Menurut Harun Al Rasyid, anggota Dewan Perwakilan Daerah periode 2004-2009, pengalaman di banyak daerah otonomi baru menunjukkan nilai tambah lebih dirasakan elite yang mendapat posisi atau jabatan baru. Karena itu menurutnya, diperlukan cetak biru pemekaran daerah untuk mengatur jumlah ideal.

Pengamat politik dari Lembaga Ilmu Pengetahuan Indonesia (LIPI) Siti Zuhro dalam sebuah diskusi di Jakarta bebarapa waktu lalu juga mengungkapkan sebagian besar daerah otonom baru hasil pemekaran wilayah gagal menyejahterakan masyarakat. Siti mensinyalir adanya transaksi-transaksi dalam proses pemekaran wilayah, yang semakin menjauhkan esensi dan kepentingan pemekaran. Pemekaran menjadi semakin jauh dari kebutuhan sebenarnya, yaitu meningkatkan pelayanan kepada masyarakat.

"Pemekaran yang telah dilakukan memang sangat membebani anggaran. Sebenarnya, tidak masalah membebani asalkan bermanfaat bagi masyarakat, mampu meningkatkan kesejahteraan dan mempermudah pelayanan publik," katanya.
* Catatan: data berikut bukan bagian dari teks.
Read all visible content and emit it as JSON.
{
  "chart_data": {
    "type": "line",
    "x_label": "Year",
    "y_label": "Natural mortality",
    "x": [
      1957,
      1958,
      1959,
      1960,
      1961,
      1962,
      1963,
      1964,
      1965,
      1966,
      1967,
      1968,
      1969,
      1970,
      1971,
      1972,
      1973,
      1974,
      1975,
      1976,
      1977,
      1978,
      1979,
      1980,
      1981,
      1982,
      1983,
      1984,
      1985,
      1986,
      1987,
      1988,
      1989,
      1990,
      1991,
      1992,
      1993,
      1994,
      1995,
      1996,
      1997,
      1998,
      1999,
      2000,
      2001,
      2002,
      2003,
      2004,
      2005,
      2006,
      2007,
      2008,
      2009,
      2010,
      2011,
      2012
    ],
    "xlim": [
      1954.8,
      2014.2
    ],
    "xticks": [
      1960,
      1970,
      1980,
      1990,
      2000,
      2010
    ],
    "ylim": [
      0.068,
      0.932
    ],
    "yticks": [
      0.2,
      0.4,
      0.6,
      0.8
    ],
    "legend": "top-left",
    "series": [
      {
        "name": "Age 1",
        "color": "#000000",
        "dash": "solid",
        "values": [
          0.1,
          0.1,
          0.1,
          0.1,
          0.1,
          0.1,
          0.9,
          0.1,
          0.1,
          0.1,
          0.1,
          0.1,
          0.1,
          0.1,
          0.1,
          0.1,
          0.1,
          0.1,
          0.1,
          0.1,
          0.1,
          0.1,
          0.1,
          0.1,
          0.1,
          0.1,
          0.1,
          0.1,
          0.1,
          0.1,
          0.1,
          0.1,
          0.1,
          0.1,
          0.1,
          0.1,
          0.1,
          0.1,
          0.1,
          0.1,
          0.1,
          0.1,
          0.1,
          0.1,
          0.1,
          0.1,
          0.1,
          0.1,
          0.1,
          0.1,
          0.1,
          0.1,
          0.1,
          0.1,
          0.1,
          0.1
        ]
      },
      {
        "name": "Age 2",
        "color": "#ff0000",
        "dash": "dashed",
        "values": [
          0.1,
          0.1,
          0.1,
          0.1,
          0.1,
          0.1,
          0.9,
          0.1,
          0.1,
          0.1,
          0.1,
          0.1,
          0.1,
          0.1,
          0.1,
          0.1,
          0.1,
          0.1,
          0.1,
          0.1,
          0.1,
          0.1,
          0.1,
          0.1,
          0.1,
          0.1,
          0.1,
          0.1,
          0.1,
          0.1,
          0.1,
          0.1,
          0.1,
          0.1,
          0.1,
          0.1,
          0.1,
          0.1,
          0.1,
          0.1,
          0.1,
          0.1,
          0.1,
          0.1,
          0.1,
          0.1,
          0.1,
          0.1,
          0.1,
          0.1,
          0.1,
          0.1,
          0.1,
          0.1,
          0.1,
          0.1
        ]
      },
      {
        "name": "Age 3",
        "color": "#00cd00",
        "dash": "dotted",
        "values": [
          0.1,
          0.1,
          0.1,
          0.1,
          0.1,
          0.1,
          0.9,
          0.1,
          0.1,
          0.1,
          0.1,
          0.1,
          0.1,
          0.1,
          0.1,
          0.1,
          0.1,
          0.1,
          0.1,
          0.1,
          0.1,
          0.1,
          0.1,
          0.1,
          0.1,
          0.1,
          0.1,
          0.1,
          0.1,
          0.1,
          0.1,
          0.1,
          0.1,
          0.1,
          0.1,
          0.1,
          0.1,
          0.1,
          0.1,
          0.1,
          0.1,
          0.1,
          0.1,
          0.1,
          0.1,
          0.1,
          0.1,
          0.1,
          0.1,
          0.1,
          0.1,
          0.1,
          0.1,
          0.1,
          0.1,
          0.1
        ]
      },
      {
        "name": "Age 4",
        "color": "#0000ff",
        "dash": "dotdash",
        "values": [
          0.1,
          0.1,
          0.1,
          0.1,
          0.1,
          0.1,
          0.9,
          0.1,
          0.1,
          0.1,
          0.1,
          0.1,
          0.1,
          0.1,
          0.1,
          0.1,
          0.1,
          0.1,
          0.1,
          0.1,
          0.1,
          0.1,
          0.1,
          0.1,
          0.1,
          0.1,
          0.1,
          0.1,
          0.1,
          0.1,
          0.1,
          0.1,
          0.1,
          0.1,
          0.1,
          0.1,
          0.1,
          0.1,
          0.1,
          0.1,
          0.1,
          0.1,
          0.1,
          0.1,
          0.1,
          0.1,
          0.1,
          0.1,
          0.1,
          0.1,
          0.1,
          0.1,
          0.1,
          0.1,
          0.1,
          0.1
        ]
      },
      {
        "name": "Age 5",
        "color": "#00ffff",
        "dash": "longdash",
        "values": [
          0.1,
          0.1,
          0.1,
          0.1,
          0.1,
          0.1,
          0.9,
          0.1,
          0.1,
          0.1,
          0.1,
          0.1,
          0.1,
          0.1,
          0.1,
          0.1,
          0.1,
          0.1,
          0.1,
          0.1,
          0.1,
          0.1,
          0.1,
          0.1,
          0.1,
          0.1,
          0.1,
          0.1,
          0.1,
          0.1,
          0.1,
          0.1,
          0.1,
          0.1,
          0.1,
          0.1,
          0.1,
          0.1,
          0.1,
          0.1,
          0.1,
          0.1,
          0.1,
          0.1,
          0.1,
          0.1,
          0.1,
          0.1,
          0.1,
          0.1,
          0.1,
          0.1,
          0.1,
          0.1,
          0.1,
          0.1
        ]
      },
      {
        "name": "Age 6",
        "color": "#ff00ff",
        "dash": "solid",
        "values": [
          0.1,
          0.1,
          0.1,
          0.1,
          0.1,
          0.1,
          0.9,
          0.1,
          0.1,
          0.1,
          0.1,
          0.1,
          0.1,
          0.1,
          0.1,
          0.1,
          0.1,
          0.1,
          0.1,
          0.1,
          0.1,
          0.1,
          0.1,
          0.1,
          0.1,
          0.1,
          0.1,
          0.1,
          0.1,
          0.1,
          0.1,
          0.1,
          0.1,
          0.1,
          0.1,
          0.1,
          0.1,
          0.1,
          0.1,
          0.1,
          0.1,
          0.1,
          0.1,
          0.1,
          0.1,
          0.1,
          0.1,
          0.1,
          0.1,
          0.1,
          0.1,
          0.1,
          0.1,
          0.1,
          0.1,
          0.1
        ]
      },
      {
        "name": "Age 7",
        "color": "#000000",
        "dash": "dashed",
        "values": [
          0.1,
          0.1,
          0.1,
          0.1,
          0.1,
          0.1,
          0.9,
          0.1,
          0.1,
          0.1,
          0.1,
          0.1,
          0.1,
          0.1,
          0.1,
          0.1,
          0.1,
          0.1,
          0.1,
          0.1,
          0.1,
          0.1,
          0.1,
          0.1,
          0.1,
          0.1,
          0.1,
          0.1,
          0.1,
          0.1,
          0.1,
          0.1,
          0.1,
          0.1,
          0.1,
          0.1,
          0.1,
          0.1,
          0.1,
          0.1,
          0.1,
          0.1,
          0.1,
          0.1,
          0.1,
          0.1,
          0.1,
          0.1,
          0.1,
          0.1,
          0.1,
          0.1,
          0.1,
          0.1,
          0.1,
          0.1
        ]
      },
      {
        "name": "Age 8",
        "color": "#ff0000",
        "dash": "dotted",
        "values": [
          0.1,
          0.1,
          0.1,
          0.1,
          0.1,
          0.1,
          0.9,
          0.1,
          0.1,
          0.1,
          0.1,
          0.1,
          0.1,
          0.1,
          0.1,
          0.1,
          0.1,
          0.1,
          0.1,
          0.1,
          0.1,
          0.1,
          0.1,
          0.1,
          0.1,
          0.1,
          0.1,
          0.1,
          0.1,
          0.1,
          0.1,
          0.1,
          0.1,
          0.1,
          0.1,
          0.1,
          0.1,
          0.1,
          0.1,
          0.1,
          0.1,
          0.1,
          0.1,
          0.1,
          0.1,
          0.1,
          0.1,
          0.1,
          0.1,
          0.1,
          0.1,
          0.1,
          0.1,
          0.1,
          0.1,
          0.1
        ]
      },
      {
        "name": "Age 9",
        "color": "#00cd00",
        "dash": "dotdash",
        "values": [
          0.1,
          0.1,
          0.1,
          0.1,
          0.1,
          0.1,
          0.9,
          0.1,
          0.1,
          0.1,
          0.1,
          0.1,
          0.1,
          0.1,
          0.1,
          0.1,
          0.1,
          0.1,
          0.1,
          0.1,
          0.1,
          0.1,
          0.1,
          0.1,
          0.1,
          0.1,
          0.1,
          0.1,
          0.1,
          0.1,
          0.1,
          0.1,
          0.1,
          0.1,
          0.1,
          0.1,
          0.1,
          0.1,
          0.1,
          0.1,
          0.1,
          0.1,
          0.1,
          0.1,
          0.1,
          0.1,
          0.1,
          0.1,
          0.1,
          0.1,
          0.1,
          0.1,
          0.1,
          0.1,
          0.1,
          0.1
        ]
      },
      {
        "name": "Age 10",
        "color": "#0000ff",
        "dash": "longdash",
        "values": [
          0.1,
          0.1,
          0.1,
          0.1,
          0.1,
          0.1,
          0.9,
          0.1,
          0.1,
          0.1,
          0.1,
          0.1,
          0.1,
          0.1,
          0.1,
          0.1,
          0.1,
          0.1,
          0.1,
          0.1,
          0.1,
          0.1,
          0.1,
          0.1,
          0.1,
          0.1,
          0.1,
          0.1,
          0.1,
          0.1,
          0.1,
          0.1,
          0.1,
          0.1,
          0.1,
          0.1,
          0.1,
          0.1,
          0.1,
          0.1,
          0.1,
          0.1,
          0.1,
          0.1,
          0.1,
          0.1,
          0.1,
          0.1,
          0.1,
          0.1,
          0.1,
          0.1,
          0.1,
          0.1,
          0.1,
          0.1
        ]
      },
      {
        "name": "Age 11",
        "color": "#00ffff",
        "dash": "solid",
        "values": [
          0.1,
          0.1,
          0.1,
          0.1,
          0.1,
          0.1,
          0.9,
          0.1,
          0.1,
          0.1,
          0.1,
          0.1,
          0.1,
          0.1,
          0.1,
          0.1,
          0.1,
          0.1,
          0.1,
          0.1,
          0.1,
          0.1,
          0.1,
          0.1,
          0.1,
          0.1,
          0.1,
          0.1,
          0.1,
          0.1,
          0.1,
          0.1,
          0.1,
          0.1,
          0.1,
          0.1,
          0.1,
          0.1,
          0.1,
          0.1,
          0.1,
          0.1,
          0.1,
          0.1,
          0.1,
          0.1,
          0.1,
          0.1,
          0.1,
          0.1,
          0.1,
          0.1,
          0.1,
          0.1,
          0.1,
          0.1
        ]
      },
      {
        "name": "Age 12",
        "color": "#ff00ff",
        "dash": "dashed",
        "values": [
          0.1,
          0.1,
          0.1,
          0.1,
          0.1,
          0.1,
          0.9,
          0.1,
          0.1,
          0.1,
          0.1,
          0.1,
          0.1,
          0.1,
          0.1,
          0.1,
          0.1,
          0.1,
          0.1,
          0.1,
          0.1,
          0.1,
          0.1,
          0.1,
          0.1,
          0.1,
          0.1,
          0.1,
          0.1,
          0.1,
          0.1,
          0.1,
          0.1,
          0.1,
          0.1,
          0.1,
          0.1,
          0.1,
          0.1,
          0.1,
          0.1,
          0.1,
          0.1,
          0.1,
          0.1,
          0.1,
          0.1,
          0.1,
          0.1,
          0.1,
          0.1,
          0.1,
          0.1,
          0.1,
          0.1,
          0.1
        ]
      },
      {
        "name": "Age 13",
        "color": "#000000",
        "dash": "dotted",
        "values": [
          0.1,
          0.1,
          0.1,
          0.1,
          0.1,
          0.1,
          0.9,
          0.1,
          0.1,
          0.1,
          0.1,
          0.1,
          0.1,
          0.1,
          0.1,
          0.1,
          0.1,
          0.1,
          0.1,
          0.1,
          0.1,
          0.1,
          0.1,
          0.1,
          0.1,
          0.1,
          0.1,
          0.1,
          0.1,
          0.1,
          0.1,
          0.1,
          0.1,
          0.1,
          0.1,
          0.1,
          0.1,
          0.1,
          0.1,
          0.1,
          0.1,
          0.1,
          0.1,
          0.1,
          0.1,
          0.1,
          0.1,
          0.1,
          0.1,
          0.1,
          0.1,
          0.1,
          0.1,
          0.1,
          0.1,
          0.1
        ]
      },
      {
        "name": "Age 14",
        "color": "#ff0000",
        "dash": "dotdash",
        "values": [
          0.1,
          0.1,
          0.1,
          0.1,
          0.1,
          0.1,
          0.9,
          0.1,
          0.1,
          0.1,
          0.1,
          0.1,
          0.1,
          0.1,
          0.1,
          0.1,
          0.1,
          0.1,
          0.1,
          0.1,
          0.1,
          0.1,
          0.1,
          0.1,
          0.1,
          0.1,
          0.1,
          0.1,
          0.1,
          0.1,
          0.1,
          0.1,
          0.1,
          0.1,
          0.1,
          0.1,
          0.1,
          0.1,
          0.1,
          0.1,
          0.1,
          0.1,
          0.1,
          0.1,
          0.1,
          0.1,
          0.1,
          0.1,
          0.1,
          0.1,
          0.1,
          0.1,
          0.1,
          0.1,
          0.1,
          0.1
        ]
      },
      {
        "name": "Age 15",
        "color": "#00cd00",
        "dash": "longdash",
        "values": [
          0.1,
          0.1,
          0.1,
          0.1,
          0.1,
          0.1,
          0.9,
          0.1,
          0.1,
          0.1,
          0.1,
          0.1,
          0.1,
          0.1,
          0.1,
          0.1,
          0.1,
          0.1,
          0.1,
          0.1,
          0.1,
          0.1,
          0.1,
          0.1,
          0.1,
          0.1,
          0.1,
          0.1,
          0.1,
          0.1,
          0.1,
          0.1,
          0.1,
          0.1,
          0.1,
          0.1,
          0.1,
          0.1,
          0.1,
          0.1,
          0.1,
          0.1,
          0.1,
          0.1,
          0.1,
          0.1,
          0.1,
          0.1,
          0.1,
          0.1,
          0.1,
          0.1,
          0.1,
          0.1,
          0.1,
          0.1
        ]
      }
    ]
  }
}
Pemekaran wilayah menurut Siti, memang dibutuhkan masyarakat. Persoalanya, kebutuhan pemekaran itu kemudian diintervensi atau dikelola oleh elit-elit partai politik di daerah maupun di pusat serta calo-calo kekuasaan dan anggaran. Apalagi ada transaksi-transaksi uang. Di samping itu, terjadi pengambilalihan kepentingan oleh elit partai politik.

"Kalau 'rojokan'nya (kucurannya) besar, prosesnya cepat," katanya yang menambahkan, adanya kucuran uang dalam proses pemekaran semakin menambah rumit persoalan.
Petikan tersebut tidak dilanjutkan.